2) Ik heb nog niets geschreven dat naast het werk van deze mensen kan staan. Dat betekent niet dat ik denk dat ik daar nooit toe in staat zal zijn, dat betekent dat ik nog een lange weg te gaan heb, en dat is prima. Ik word over een paar dagen zesentwintig, ik ben mijn tweede boek aan het afwerken, ik ben nog geen tien jaar kind-af, ik heb nog niet veel verschrikkelijks meegemaakt, ik heb zeker nog niet genoeg liefgehad. Ik ga gewoon een leven lang schrijven, duizenden en duizenden bladzijden schrijven, en misschien komt daar op een bepaald moment iets uit voort dat je wereldliteratuur kunt noemen. Misschien, misschien niet.

Je bent actief in het Poëziebordeel, als je alter ego Ambrosia. Wat is een Poëziebordeel precies? En is Ambrosia wezenlijk anders dan Moya?
Een poëziebordeel verschilt van een normaal bordeel in die zin dat de prostituees dichters zijn en er geen fysiek contact plaatsvindt. Verder is het hetzelfde: twee mensen zonderen zich af in een kleine ruimte, en er wordt iets uitgewisseld. Een gedicht, een verhaal, een gesprek. Iedere dichter werkt zijn performance uit zoals hij dat wil. In mijn geval is Ambrosia wezenlijk anders dan ik in die zin dat ik een personage gecreëerd heb en een volledig dagboek heb geschreven vanuit haar perspectief (minnares van Homerus, eerste eeuw voor Christus). Toen ik met het bordeel begon, was ik vrij onzeker en had ik die afstand nodig om in staat te zijn om in zo’n intieme setting voor te lezen. Ondertussen is dat wel wat veranderd. Ik lees nu soms ook gedichten voor uit Tot iemand eindelijk, of nieuwer werk dat dichter bij mezelf aansluit. Ik ben minder bang geworden om mezelf te tonen aan een publiek.

Daarover gesproken: de inhoud van je gedichten komt als zeer persoonlijk over.

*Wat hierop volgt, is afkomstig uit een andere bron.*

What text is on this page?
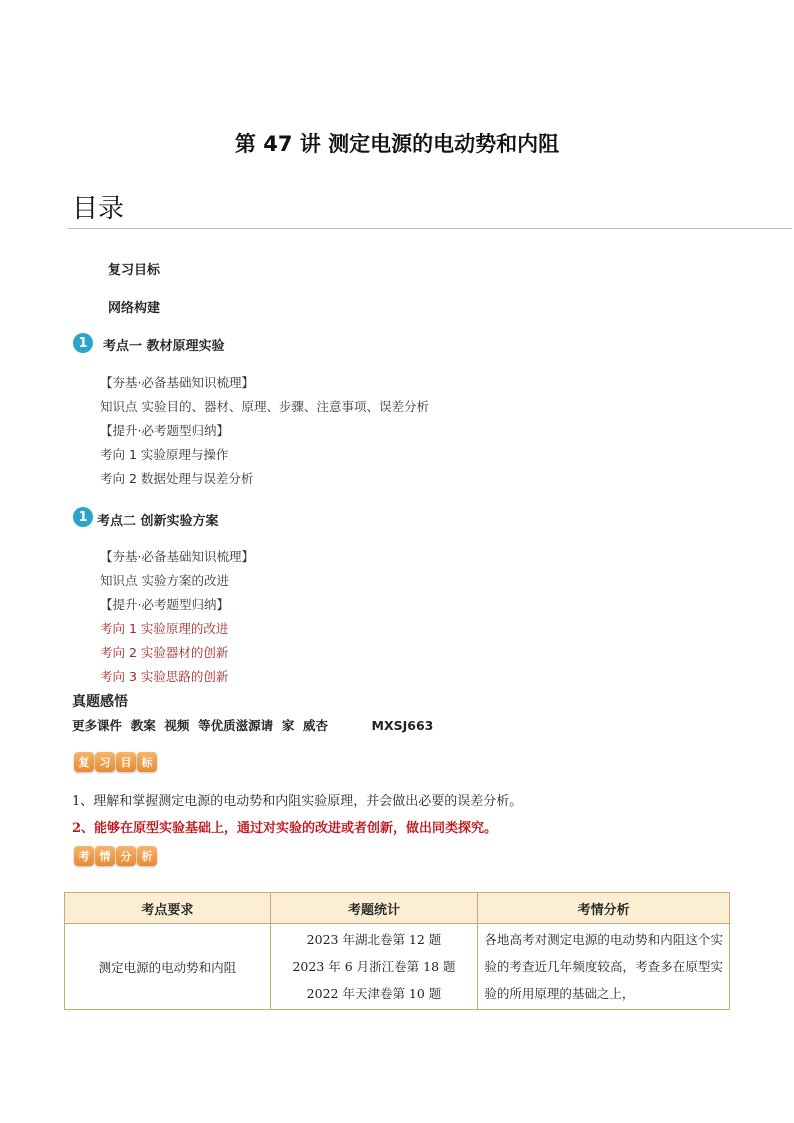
第 47 讲 测定电源的电动势和内阻
目录
复习目标
网络构建
1	考点一 教材原理实验
【夯基·必备基础知识梳理】
知识点 实验目的、器材、原理、步骤、注意事项、误差分析
【提升·必考题型归纳】
考向 1 实验原理与操作
考向 2 数据处理与误差分析
1 考点二 创新实验方案
【夯基·必备基础知识梳理】
知识点 实验方案的改进
【提升·必考题型归纳】
考向 1 实验原理的改进
考向 2 实验器材的创新
考向 3 实验思路的创新
真题感悟
更多课件  教案  视频  等优质滋源请  家  威杏          MXSJ663
复 习 目 标
1、理解和掌握测定电源的电动势和内阻实验原理，并会做出必要的误差分析。
2、能够在原型实验基础上，通过对实验的改进或者创新，做出同类探究。
考 情 分 析
考点要求	考题统计	考情分析
测定电源的电动势和内阻	2023 年湖北卷第 12 题
2023 年 6 月浙江卷第 18 题
2022 年天津卷第 10 题	各地高考对测定电源的电动势和内阻这个实验的考查近几年频度较高，考查多在原型实验的所用原理的基础之上，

Nu is de valkuil dat men dichters er altijd van verdenkt autobiografisch bezig te zijn. Hoeveel uit je eigen leven zit er eigenlijk in deze bundel?
Alle kunst is persoonlijk. Het heeft geen zin om een onderscheid te maken tussen persoonlijke en niet-persoonlijke gedichten. Mijn fantasie en mijn werkelijke leven lopen behoorlijk door elkaar, en ik vind het onderscheid ook niet relevant. Heel vaak is wat ik droom of hallucineer werkelijker dan wat mij in mijn sociaal leven overkomt, en tegelijk gebeurt het regelmatig dat mij iets overkomt dat ik al beschreven heb. Toen deze bundel uitkwam, had ik het gevoel dat ik mijn ziel over de tafel had gesmeerd, dat ik vanaf nu poedelnaakt zou zijn. Dat blijkt helemaal niet zo te zijn. Mensen lezen die bundel op de meest uiteenlopende manieren. Het is misschien zelfs zo dat ik door al die verschillende interpretaties meer toegedekt ben dan voorheen.

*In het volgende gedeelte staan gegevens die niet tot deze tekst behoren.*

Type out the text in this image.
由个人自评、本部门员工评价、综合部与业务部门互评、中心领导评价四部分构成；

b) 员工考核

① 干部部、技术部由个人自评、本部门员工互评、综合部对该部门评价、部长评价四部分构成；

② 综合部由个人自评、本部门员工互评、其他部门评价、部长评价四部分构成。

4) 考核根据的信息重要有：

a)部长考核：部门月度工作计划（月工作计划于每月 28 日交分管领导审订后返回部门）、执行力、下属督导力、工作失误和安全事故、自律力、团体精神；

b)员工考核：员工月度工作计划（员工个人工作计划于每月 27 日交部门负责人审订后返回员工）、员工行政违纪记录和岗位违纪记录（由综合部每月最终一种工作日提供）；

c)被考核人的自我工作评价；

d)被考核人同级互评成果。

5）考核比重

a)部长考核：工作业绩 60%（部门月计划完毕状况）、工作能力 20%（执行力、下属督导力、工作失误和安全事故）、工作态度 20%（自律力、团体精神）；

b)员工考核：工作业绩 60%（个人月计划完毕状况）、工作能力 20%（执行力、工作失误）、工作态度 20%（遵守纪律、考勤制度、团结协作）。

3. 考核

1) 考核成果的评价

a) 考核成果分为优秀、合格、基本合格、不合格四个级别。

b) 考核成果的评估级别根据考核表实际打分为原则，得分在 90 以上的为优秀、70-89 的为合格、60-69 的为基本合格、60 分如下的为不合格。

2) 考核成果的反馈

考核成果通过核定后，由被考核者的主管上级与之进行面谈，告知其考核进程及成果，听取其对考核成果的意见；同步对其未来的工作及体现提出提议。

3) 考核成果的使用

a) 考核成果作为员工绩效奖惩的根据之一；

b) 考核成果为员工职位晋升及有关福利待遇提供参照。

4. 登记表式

Ik ben persoonlijk naast de inhoud van losse gedichten, altijd bezig met het narratief, wat wil de bundel als geheel zeggen. Wat is het grotere verhaal dat jij met Tot iemand eindelijk wilt vertellen?
Wat narratief betreft – dat is misschien een tekortkoming van deze bundel. In ieder geval ben ik in het tweede boek (Massastrandingen, verschijnt eind mei) veel meer met narratief bezig geweest. Massastrandingen bestaat uit een aantal door elkaar lopende verhaallijnen, die in zekere zin tot een climax leiden. Dat kun je van Tot iemand eindelijk niet zeggen. Met mijn debuut heb ik vooral woorden, zinnen en beelden uitgestort die er hoognodig uit moesten, omdat ze al zo lang zaten te wachten. Massastrandingen is naast een persoonlijk verhaal ook een voorzichtig manifest, een poging om op poëtische wijze iets te zeggen waarvan ik vind dat het ertoe doet. Al is het natuurlijk nog maar de vraag of andere mensen daar ook zo over denken.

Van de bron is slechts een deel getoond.